Observations de l ’ État partie sur la recevabilité et commentaires de l ’ auteur

4.Dans une lettre du 15 octobre 2007, l’État partie conteste la recevabilité de la communication en faisant valoir que les recours internes n’ont pas été épuisés. Il affirme que l’auteur n’a pas soulevé devant les tribunaux nationaux les questions au regard de l’article 17 du Pacte ce qui fait qu’il n’a pas eu la possibilité de répondre à ce grief. De plus, l’auteur n’a apporté aucun élément pour prouver qu’elle ne peut pas rentrer en Chine parce qu’elle n’a pas les papiers nécessaires. Elle n’a pas apporté la moindre preuve montrant qu’elle avait fait des démarches pour obtenir ces documents. De plus, rien de factuel ne vient étayer l’argument selon lequel les autorités néerlandaises ont consenti à ce qu’elle commence une nouvelle vie dans l’État partie. Dès le 18 juillet 2003, par une décision portant cette date, l’auteur a été informée qu’elle devait quitter le pays sans délai. Même si elle n’a pas été expulsée immédiatement et est restée aux Pays‑Bas pendant toute la durée des procédures de traitement de sa demande d’asile, elle n’a jamais reçu l’assurance qu’on lui donnerait un permis de séjour.

5.Dans une note du 23 novembre 2007, l’auteur a commenté la réponse de l’État partie, faisant valoir que le droit à la vie privée est «un droit absolu» et que le fait qu’elle ne l’ait pas invoqué devant les autorités nationales est donc sans importance. Elle affirme que chacun sait dans l’État partie que l’ambassade de Chine ne veut pas délivrer les documents nécessaires à quelqu’un qui ne peut pas prouver qu’il est originaire de la République populaire de Chine et comme elle n’a aucun papier en sa possession, il lui est difficile de prouver ses origines. De plus, vu que sa fille est née dans l’État partie, la naissance n’est pas enregistrée en République populaire de Chine et il n’est donc pas possible d’obtenir des papiers pour sa fille.

Délibérations du Comité

Examen de la recevabilité

6.1Avant d’examiner toute plainte soumise dans une communication, le Comité des droits de l’homme doit, conformément à l’article 93 de son règlement intérieur, déterminer si la communication est recevable en vertu du Protocole facultatif.

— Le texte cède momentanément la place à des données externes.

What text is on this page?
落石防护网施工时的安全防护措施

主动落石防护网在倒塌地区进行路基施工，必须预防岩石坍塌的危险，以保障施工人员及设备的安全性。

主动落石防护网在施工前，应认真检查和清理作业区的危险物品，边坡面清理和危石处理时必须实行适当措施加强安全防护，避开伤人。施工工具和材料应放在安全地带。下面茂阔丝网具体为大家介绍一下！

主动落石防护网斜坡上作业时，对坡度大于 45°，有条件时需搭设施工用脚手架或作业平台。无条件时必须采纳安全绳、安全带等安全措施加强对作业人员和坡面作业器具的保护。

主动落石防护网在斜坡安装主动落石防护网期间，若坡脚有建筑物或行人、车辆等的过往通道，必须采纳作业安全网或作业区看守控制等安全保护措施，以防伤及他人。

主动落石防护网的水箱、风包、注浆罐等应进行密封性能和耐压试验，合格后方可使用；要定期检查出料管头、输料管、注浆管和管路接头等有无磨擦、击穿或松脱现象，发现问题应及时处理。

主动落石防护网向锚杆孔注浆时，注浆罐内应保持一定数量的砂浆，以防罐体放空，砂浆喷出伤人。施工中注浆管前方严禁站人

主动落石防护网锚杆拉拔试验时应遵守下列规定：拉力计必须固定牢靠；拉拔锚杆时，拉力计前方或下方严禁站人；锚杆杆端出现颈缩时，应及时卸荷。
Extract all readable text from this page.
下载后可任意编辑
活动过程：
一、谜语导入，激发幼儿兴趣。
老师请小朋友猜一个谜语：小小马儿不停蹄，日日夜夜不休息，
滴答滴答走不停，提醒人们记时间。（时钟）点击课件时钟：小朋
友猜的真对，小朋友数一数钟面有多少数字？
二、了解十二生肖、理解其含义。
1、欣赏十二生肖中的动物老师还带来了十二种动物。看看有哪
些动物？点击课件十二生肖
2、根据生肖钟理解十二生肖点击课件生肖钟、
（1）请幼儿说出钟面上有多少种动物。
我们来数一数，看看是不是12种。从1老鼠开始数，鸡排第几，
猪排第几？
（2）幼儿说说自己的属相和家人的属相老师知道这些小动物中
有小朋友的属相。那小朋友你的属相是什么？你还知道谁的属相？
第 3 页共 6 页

6.2Le Comité relève que l’État partie objecte à la recevabilité de la communication en faisant valoir que les recours internes n’ont pas été épuisés. Il note que le seul article du Pacte invoqué par l’auteur en ce qui concerne les faits de l’affaire est l’article 17. Il note également que l’auteur reconnaît qu’elle n’a pas soulevé les questions qui se posent au regard de cette disposition devant les autorités de l’État partie et ne conteste pas que ces questions auraient pu être soulevées devant les juridictions nationales. Le seul argument avancé pour expliquer qu’elle ne l’a pas fait est qu’à son avis le droit à la vie privée est un «droit absolu» et que la non‑invocation de ce droit devant un tribunal néerlandais est donc «sans importance». Le Comité rappelle que selon sa jurisprudence le simple fait d’avoir des doutes sur l’efficacité d’un recours ou, comme dans le cas d’espèce, sur l’importance de ce recours ne dispense pas un individu d’épuiser les recours internes utiles. Pour cette raison, le Comité considère que la communication est irrecevable pour non‑épuisement des recours internes, en vertu de l’article 2 et du paragraphe 2 b) de l’article 5 du Protocole facultatif.

7.En conséquence, le Comité décide:

a)Que la communication est irrecevable en vertu de l’article 2 et du paragraphe 2 b) de l’article 5 du Protocole facultatif;

b)Que la présente décision sera communiquée à l’État partie et au conseil de l’auteur.

[Adopté en anglais (version originale), en espagnol et en français. Paraîtra ultérieurement en arabe, en chinois et en russe dans le rapport annuel du Comité à l’Assemblée générale.]